Tutelarsi contro gli eventi atmosferici

Per tutelare la nostra casa da eventi sempre più violenti e repentini si rende necessaria una valida copertura assicurativa.

Non ci sono più le mezze stagioni

Quante volte ce lo siamo detti? Beh, più che le “mezze stagioni” a mancare sembrano le stagioni come le conoscevamo. Perché le trombe d’aria che da qualche anno compaiono nelle immagini dei nostri Telegiornali nessuno di noi le ricorda. Tetti che volano, alberi sradicati, oggetti lanciati come proiettili nell’aria possono provocare danni alla nostra abitazione. Le spese di riparazione di un tetto possono raggiungere anche i venti mila euro. Una polizza assicurativa, invece, costa molto meno.

Sveliamo subito un inghippo

Per evento atmosferico s’intendono “Uragani, bufere, tempeste, grandine, danniuraganotrombe d’aria, vento e cose da esso trasportate”. Sono compresi i danni da acqua piovana penetrata all’interno dell’edificio da una rottura o breccia.
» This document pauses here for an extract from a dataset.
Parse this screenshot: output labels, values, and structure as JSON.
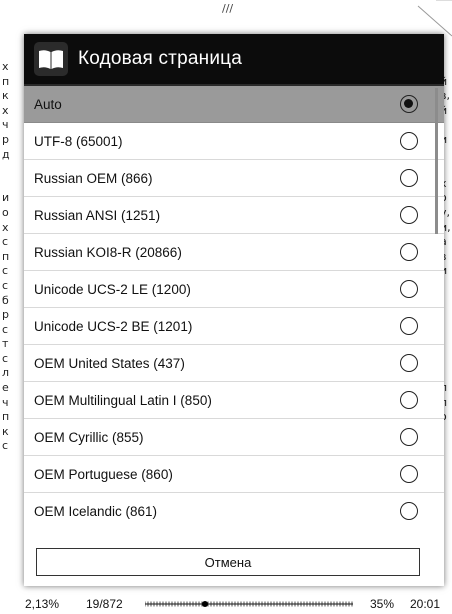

Mentre non sono considerati eventi atmosferici gli allagamenti in genere (ad esempio il riempirsi di acqua al piano terra a seguito di un forte temporale perché l’acqua stessa non riesce a defluire), le inondazioni e ovviamente i movimenti tellurici (in quanto definiti eventi catastrofali, eventualmente assicurabili a parte). Il fulmine, invece, va suddiviso: i danni da azione meccanica della folgore che cade è presente solitamente nella garanzia base “incendio”, mentre la scarica elettrica è coperta dall’eventuale fenomeno elettrico. Attenzione, moltissime polizze rendono valida la copertura per i danni da evento atmosferico solo se tali manifestazioni temporalesche sono riscontrabili in zona su una pluralità di enti. Tradotto: se il temporale danneggia solo le tegole di casa vostra e risparmia per uno strano scherzo del destino tutti gli edifici circostanti (e comunque non vi è segno del fortunale nei paraggi), allora il vostro danno non è in copertura. Fate bene attenzione alla definizione di “evento atmosferico” ed alla sua formulazione. Nelle mie polizze Unipol, ad esempio, questa “limitazione” non è presente. Se nel vostro contratto, invece, è compare la versione di cui sopra sappiate che la copertura presenta un pericoloso “tallone di Achille”.

Attenzione fragile!

Alcuni prodotti assicurativi, inoltre, consentono l’estensione della garanzia per danni da evento atmosferico anche per enti aperti o fragili. Si pensi, ad esempio, ad una tettoia aperta (ma fissa) su più lati che si usa per ricoverare attrezzi o autovetture. Ai porticati oppure ad eventuali (e costose) tende frangisole o a lucernai posti sul tetto. Per i possessori di pannelli solari o impianti fotovoltaici, non va trascurata la possibilità di estendere la copertura per i danni da grandine agli impianti stessi. Tali coperture “extra” hanno un costo, ma spesso per effetto di sconti tecnici e flessibilità varie la loro sottoscrizione può essere vantaggiosa.

fulmine

 

Non trascurate, in una polizza per la casa, la definizione che il contratto fornisce per “abitazione”: alcune polizze (anche tra le Compagnie più prestigiose), non includono camini, terrazze, antenne o tettoie. Sarebbe spiacevole in sede di liquidazione di danno scoprire di non aver diritto a nulla perché la polizza non  ricomprendeva la parte danneggiata nella definizione di abitazione.

 

Costa poco ma serve a molto

Tra IMU, Tares, manutenzioni varie, bollette la casa costa un patrimonio. Perché dovremmo sobbarcarci anche questa ulteriore spesa? Innanzitutto perché se la casa è un bene primario come tale va “tutelato”. Inoltre le coperture più costose in una polizza assicurativa per la casa sono solitamente le condizioni aggiuntive quali spese di ricerca e riparazione, fenomeni elettrici, danni da gelo. Una copertura “base” per incendio, esplosione e scoppio con l’estensione agli eventi atmosferici può costare tra i quaranta ed i settanta euro ogni centomila assicurati. Davvero poca cosa. Soprattutto pensando a quanto costa, eventualmente, ricostruire un’abitazione travolta da una tromba d’aria.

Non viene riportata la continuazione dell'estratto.